Ovarian transposition: A diagnostic conundrum in the right iliac fossa

A 51-year-old woman presented with a change in bowel habits and weight loss. Initially, she declined colonoscopy; therefore, a routine CT scan of the abdomen and pelvis was performed. Her medical history included treatment for cervical cancer, which had been managed with surgery and pelvic radiotherapy over a decade ago.

The routine CT scan identified a 30mm cystic lesion in the right iliac fossa, suspected to represent an appendiceal mucinous lesion (Figure 1). The appendix could not be visualised separately, with all other structures appearing normal.

Two weeks later, the patient experienced an acute episode of right iliac fossa pain, necessitating hospital admission. Given the broad range of potential diagnoses, another CT scan was performed. Upon reviewing her surgical history, it was noted that she had previously undergone a radical hysterectomy and ovarian transposition (Figures 2a and 2b).

Following this, the patient experienced another bout of severe right iliac fossa pain two weeks later, prompting suspicion of involvement of the transposed ovaries. For this reason, an ultrasound was conducted, revealing an avascular cyst with a small volume of adjacent free fluid. Despite this, no “swirl sign” indicative of a twisted vascular pedicle was observed (Figure 3). Subsequently, an MRI was conducted, revealing a simple cyst in the right transposed ovary without evidence of torsion but indicating mild caecal colitis (Figures 4a and 4b).

Ovarian transposition, also referred to as oophoropexy, is a widely practised surgical procedure primarily performed in premenstrual women undergoing pelvic radiation therapy for cancer with either vaginal brachytherapy or external beam radiation [1,2]. The importance of this is to preserve ovarian function and fertility by relocating the ovaries outside of the radiation field, thereby reducing the ovarian dose to 5–10% compared to a non-transposed ovary [3]. An extensive literature search indicates a successful preservation rate of around 70% for ovarian function in premenopausal women who have previously undergone an ovarian transposition and subsequently received pelvic radiation for cancer [8].

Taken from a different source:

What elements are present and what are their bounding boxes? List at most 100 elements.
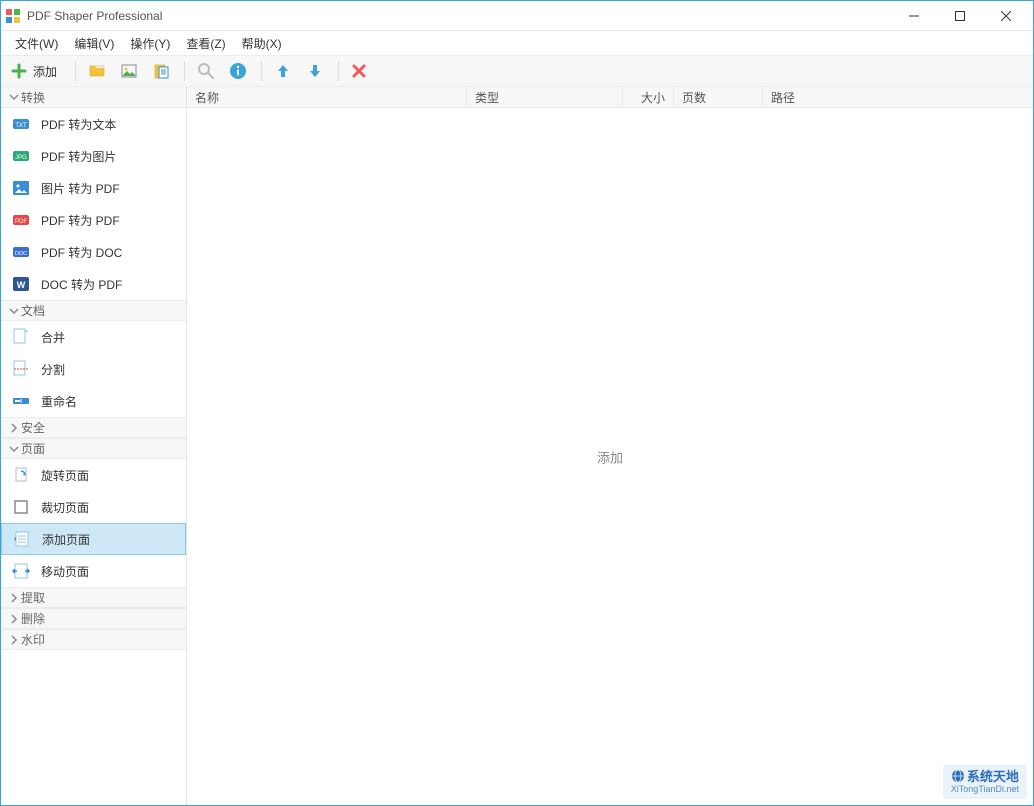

Ovarian transposition is frequently performed at the time of hysterectomy in cervical cancer patients below the age of 40–45 years old during the early stages of the disease. This strategic timing helps to avoid additional surgical interventions following staging [2,4]. Consequently, radiation therapy can be carried out in the future if indicated, as the radiosensitive ovaries have already been safeguarded by this relocation procedure. Additionally, multiple surgical techniques for ovarian torsion in conjugation with radical hysterectomy have been documented, including laparotomy, laparoscopy, a mixed transvaginal laparoscopic approach, and robotic-assisted procedures [5,6]. During the procedures, the ovaries and vascular pedicle are separated from their ligamentous attachment to the uterus, mesovarium and pelvic sidewall, and affixed to the lateral abdominal wall at the pelvic brim [7].

Despite its benefits, ovarian transposition is not without risks. The most common complications include ovarian failure (with or without radiation), cyst development, and ovarian metastases [8]. Thus, it serves as an imperative asset in preserving fertility and ovarian function in the context of radiation therapy. For this reason, careful consideration of potential complications is vital during clinical decision-making.

Moreover, recognising the significance of identifying ovarian tissue post-transposition is paramount in this case. An essential imaging feature is the presence of a vascular pedicle that can be traced back to the gonadal arteries connecting to major vessels such as the aorta, inferior vena cava, or renal veins. Additionally, transposed ovaries are susceptible to a spectrum of pathologies similar to those affecting the pelvic ovaries, including torsion, benign and malignant cysts and tumours [4]. As illustrated in this case, the differential diagnosis of a cystic lesion within the right iliac fossa is extensive, highlighting the dependence on clinical presentation and prior medical history for accurate diagnosis. Potential diagnoses include benign or malignant appendiceal tumours, Meckel’s diverticulum, appendix abscess, diverticular abscess, psoas abscess, Crohn’s abscess, postoperative collections, and ovarian cysts [9–11]. Furthermore, clinicians should consider the prospect of ovarian cysts and necrotic cystic lesions secondary to ovarian torsion, as their presentation differs in transposed ovaries [11].

In conclusion, this case clearly illustrates the significance of attaining a comprehensive clinical history, utilising diagnostic imaging, and fostering multidisciplinary collaboration. These components are essential in achieving an accurate diagnosis when encountering a complex cystic lesion involving transposed ovaries.